Counsel, Barnwell also emphasized for public clarification that the application has two aspects, “One is judicial review which is asking the court for permission to bring that claim to review the decisions counsel Thomas mentioned, and the other aspect of it is that we have a constitutional motion that is joined with it. And we do that in a way so that we do not abuse the court’s time or the court’s process.”

During his contribution, Bruce noted that, “A number of police officers who served this country very well, who provided security for the very ministers of government, who provide security for your brothers and sisters, your mothers, your uncles, your aunts and your grandma – a number of them are now at home because they choose to exercise the right of not subjecting their bodies to what was being dubbed a vaccine.”

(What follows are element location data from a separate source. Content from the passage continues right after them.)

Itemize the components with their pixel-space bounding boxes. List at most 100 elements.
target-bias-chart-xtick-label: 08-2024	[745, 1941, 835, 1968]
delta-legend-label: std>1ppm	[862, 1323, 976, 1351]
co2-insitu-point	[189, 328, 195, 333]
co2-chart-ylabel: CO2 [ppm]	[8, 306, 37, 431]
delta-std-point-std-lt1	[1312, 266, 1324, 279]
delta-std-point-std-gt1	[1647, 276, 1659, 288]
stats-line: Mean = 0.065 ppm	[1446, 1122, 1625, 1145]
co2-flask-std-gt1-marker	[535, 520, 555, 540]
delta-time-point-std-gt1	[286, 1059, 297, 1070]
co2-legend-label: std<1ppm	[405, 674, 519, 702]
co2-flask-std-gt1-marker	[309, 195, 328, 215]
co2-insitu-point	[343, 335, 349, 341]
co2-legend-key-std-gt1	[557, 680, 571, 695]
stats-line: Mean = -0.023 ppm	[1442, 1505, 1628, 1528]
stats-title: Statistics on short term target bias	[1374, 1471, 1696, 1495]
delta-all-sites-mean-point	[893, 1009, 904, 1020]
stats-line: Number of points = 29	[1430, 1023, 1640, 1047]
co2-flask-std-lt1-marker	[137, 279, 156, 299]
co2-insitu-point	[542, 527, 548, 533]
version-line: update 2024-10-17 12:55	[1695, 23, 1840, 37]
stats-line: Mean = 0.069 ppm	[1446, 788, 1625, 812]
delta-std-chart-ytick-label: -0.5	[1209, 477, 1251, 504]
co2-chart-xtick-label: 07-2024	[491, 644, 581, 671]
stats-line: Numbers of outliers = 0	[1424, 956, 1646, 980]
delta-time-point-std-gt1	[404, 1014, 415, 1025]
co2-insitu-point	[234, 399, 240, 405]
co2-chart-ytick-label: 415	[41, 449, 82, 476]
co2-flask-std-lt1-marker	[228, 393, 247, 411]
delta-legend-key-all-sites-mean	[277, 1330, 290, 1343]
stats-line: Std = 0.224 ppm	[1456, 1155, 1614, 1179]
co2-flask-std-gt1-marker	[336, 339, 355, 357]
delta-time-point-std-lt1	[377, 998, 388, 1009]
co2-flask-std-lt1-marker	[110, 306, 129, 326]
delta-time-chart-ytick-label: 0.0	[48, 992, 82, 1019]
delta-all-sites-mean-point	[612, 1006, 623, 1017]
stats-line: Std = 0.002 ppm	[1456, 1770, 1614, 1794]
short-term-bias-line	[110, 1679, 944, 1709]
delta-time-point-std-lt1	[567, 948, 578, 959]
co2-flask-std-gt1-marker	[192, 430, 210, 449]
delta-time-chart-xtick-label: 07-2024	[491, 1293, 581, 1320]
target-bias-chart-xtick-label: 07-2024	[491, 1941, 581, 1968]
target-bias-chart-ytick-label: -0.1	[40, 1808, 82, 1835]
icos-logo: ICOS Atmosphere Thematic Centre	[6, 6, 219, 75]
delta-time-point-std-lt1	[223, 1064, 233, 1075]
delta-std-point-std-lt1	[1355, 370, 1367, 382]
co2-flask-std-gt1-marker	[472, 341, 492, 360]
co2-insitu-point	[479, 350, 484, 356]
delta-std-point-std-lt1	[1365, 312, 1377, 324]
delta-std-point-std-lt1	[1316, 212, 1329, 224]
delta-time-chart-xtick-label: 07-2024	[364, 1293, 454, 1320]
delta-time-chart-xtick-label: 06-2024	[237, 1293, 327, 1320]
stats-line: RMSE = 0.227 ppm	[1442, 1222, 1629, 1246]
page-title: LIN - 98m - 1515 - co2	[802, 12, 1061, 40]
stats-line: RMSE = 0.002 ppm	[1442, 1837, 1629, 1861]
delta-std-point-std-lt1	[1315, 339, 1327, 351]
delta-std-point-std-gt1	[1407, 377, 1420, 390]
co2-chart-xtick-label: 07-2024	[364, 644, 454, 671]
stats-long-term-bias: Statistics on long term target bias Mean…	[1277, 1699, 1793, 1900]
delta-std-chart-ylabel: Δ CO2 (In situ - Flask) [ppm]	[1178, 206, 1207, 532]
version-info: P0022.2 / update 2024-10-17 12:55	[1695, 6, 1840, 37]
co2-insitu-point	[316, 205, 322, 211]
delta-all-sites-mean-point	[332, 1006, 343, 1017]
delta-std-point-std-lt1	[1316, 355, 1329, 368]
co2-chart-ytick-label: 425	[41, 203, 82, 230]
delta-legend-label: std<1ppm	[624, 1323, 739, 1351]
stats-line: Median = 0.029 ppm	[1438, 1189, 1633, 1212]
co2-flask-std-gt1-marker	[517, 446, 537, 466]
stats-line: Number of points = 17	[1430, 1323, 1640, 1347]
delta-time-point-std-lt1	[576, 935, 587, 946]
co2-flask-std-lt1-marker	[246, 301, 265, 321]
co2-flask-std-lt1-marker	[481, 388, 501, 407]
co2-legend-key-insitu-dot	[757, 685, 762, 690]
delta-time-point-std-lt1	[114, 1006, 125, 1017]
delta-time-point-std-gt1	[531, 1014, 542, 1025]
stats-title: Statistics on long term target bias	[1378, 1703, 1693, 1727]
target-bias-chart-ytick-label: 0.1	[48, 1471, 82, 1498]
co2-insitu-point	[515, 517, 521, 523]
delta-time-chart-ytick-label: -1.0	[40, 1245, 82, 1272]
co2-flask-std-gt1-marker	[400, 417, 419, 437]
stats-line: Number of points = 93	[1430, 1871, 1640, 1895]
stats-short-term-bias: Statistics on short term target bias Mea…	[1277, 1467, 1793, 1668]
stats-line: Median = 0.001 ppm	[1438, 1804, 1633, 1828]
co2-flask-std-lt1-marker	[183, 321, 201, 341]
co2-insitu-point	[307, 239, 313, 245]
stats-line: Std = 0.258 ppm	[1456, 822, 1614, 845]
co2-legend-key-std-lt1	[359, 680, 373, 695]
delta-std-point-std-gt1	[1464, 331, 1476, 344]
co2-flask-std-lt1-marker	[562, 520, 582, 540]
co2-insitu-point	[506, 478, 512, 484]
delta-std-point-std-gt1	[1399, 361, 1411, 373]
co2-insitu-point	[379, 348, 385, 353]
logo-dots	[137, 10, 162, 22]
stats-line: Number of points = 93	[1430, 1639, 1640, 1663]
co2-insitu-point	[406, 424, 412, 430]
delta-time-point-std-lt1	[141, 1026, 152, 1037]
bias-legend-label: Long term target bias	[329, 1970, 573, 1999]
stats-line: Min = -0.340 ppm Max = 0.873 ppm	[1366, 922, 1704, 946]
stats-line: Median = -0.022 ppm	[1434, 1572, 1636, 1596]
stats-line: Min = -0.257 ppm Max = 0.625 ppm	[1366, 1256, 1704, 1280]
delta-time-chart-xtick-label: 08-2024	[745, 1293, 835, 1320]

He said one of the persons who is front and centre to what will take place with the court is Station Sergeant, Brenton Smith. Smith did not take a COVID-19 vaccine and as such has had to leave his position as a police officer after 27 years. 

Bruce explained that there are two sets of officers distinguished in this claim. “There are those who have attained the rank of station sergeant and above who are governed by the Public Service Commission in terms of their management; and those below the rank of station sergeant, that is sergeant of police and below down to constables, are governed and managed by the Police Service Commission.”

He also stated during his presentation: “I know that there are some who will say they had the option of taking the vaccine but they also have their freedom of conscience and we are saying that the process and the procedure used to arrive at these decisions which flow from those processes or procedures, that they were improper…”

President of the PSU, Elroy Boucher stated: “I am confident that having heard the legal explanations that we will prevail in court but with this confidence I’m also reminded from the bible that the battle is not yours, that it is God’s.”

He issued a call to the Christian Community notiing that he believes in the power of prayer. 

“…I want to request that even during this period that we’re celebrating the birth of Christ that we remember and we bring them up in our prayers, our lawyers, that God may touch their intellect so that when they deliberate on these matters in the court the best will come out, and the judges who are going to preside – that they will judge justly,” Boucher appealed. 

The Rules contained in the SR&O gazetted on October 19 took effect 30 days from the date of publication, and there was a further 10 day grace period during which affected state employees had to stay off their respective work compounds until they received at least one dose of a COVID-19 vaccine. 

The unions have staged protests against the government’s vaccine policy but did not succeed in having the measures overturned; now they are taking the matter to the law courts.